A new company planning to make a big bet on the price of nuclear fuel uranium has announced plans to float on the London Stock Exchange. Named after the raw form of the commodity, Yellow Cake is seeking to raise between $150m and $200m from investors, according to people familiar with its plans, which it will use to buy 8.1m pounds of the radioactive material.

The company has already struck a deal with Kazatomprom, the world’s largest uranium producer which has also been studying a listing, to buy up to $170m of the metal at a 7.7 per cent discount to the current spot price. It also has an option to purchase a further $100m of uranium each year from the Kazakh miner for the next nine years. Uranium is one of the few commodities that failed to benefit from a broad-based rally in commodity prices even though several big producers, including Kazatomprom and Canada-based Cameco have announced plans to lower output in an attempt to bring the market back into balance.

Uranium has been in a state of near collapse since 2011 when the Fukushima disaster upended demand projections for the fuel as Japan and other countries such as Germany closed operations or cancelled new projects. Since then, the price has collapsed from more than $70 a pound to $22.75. By purchasing a quarter of Kazatomprom’s annual output, the equivalent of 5 per cent of global marketed production in 2016, Yellow Cake is hoping to tighten the market, which it claims is "structurally mispriced”. It also believes nuclear power will play a key part in the green energy revolution, which in turn will boost demand for the metal.

According to the World Nuclear Association, there are 57 nuclear reactors under construction and a further 154 planned. "Due to an exceptional confluence of events, uranium is one of the few commodities yet to recover from the recent commodities bear market. We believe that uranium is fundamentally and structurally mispriced in the current market, and on a historical basis,” said Andre Liebenberg, Yellow Cake chief executive.

"Yellow Cake will offer exposure to investors looking to capitalise on the expected resurgence in the uranium price, while avoiding direct exposure to exploration, development, mining and processing risk,” he added. Analysts say that the uranium market is likely to be in deficit this year but that global inventories remain high and that could cap any price appreciation. "We’ve had excess supply since 2009,” said Edward Sterck, BMO Securities analyst, adding that total inventories amounted to a little over three years’ demand. "The reality is that it is pretty difficult to gauge what impact Yellow Cake will have on the uranium price. But it won’t be negative,” Mr Sterck said.

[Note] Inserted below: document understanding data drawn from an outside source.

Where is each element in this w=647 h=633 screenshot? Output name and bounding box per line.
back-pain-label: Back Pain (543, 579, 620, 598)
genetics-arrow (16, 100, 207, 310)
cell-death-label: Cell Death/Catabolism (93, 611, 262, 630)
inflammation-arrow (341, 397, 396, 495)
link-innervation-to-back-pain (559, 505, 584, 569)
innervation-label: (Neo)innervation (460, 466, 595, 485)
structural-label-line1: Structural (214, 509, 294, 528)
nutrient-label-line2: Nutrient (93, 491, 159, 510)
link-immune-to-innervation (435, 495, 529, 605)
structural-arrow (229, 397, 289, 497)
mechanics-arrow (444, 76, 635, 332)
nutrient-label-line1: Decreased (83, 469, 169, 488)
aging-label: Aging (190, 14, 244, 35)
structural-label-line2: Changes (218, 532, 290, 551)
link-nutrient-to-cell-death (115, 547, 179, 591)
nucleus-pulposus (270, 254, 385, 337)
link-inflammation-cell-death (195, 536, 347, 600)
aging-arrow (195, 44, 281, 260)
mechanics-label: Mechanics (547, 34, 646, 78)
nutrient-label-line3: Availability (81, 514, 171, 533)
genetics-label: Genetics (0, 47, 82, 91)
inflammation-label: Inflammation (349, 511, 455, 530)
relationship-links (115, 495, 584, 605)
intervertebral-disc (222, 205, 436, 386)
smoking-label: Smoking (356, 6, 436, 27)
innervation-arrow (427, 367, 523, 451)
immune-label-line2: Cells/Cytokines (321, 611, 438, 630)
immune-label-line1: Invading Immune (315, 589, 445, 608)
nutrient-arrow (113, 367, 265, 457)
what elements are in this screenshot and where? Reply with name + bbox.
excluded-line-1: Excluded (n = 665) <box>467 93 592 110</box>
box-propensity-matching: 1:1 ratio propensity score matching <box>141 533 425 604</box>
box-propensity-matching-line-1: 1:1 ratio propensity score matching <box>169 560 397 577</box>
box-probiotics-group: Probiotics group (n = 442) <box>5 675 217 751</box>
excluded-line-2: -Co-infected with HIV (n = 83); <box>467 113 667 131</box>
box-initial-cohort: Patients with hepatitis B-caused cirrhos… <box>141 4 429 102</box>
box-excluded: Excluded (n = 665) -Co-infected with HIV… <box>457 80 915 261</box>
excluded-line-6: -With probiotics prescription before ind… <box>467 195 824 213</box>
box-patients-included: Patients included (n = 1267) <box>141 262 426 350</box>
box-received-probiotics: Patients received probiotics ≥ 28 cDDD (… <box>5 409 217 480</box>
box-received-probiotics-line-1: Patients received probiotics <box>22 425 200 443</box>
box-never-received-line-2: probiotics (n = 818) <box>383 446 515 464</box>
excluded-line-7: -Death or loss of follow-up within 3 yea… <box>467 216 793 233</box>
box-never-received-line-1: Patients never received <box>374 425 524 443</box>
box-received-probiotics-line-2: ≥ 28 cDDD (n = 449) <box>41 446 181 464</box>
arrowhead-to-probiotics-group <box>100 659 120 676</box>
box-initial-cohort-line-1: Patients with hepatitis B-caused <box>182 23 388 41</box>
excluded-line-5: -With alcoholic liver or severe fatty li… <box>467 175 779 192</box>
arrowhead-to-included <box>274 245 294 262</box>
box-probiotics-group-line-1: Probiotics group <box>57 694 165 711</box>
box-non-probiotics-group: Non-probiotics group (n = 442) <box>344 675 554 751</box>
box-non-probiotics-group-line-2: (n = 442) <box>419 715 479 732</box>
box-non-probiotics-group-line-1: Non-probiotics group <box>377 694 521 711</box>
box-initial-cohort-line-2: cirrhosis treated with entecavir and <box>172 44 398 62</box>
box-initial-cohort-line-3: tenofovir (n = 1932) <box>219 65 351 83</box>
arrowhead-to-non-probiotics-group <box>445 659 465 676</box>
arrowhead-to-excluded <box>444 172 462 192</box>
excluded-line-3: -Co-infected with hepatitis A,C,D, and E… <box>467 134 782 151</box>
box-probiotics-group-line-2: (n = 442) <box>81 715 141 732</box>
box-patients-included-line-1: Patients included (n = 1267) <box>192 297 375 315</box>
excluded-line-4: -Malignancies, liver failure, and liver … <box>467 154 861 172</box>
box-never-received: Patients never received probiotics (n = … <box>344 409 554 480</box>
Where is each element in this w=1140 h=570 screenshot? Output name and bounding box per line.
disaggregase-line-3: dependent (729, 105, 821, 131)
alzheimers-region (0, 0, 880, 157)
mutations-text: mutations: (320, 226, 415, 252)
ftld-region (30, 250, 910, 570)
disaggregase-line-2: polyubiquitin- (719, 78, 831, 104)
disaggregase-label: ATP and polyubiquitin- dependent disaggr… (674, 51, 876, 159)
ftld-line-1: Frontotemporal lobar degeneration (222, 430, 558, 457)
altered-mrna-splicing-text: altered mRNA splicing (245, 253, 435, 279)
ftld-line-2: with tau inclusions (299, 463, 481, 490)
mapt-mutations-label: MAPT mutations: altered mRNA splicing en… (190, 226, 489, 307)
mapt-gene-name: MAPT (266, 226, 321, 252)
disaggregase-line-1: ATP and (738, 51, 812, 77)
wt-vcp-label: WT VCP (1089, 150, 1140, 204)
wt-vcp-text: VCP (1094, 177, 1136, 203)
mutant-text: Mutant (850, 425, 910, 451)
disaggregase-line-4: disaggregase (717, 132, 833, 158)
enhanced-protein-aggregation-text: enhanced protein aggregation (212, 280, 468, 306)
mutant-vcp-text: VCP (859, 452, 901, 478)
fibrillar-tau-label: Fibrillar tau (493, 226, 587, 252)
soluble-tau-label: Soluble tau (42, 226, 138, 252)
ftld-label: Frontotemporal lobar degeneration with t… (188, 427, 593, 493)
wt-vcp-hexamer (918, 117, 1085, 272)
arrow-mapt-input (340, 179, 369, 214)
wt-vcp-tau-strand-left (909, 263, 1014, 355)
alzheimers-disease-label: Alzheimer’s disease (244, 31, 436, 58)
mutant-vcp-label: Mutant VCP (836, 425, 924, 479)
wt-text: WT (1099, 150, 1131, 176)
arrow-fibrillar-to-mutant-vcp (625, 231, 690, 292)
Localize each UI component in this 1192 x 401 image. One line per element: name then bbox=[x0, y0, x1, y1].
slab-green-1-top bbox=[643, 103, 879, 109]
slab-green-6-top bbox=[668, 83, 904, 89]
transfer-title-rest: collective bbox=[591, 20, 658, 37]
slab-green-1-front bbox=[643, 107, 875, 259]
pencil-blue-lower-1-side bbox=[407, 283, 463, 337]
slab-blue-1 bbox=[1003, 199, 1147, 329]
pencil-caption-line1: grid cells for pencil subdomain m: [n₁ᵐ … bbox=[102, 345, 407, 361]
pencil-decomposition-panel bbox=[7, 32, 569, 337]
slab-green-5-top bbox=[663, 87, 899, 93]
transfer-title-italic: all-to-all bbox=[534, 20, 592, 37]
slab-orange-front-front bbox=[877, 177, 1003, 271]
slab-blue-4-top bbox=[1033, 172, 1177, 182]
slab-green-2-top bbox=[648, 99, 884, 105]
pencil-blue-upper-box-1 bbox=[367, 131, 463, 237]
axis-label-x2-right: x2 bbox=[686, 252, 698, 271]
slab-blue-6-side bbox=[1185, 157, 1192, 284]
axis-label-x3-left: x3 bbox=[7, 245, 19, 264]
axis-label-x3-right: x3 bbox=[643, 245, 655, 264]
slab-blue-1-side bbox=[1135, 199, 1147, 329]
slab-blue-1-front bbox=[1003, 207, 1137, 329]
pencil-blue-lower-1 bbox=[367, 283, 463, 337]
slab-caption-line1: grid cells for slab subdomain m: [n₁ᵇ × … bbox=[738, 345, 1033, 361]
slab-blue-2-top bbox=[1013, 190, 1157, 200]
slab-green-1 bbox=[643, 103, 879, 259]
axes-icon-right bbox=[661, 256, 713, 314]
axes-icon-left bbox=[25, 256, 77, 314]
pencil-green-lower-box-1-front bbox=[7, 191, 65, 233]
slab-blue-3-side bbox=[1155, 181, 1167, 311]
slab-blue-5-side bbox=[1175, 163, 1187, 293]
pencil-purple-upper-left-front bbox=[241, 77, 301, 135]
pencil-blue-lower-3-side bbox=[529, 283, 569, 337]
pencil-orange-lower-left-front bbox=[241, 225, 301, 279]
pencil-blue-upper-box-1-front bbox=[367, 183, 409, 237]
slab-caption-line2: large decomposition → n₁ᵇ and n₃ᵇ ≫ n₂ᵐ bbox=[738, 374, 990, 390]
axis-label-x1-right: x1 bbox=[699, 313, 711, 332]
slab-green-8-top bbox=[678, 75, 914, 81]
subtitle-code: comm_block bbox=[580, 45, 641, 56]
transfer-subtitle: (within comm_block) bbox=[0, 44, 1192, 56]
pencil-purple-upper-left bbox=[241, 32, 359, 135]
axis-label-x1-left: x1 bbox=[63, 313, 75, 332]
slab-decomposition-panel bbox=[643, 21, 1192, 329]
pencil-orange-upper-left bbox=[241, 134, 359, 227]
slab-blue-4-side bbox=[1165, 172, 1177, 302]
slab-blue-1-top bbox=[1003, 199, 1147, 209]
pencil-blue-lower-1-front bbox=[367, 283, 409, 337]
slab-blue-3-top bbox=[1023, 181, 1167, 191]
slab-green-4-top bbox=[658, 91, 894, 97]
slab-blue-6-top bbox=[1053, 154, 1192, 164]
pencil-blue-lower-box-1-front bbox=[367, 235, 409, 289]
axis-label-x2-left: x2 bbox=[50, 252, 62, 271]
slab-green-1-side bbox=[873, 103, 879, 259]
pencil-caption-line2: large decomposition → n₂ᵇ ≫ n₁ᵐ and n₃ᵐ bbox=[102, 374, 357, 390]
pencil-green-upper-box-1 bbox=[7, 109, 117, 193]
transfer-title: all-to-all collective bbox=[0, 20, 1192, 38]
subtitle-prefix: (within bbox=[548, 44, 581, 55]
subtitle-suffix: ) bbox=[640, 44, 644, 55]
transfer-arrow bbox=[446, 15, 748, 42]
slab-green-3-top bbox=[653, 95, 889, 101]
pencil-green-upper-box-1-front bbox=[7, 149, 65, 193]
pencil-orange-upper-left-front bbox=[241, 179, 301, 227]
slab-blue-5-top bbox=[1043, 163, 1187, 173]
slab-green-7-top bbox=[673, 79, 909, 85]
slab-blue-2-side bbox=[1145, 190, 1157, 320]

Yellow Cake will be listed on the junior Aim market in London, with admission set for early next month. Its chairman is Lord St John of Bletso and one its non-executive directors is Alexander Downer, Australia’s high commissioner to the UK. The company was founded by Peter Bacchus, a former natural resources investment banker. His management company 308 Services will be the buying agent for Yellow Cake. It will also manage and store its uranium and, in return, will receive a fee. Numis Securities and Berenberg are joint bookrunners to the flotation.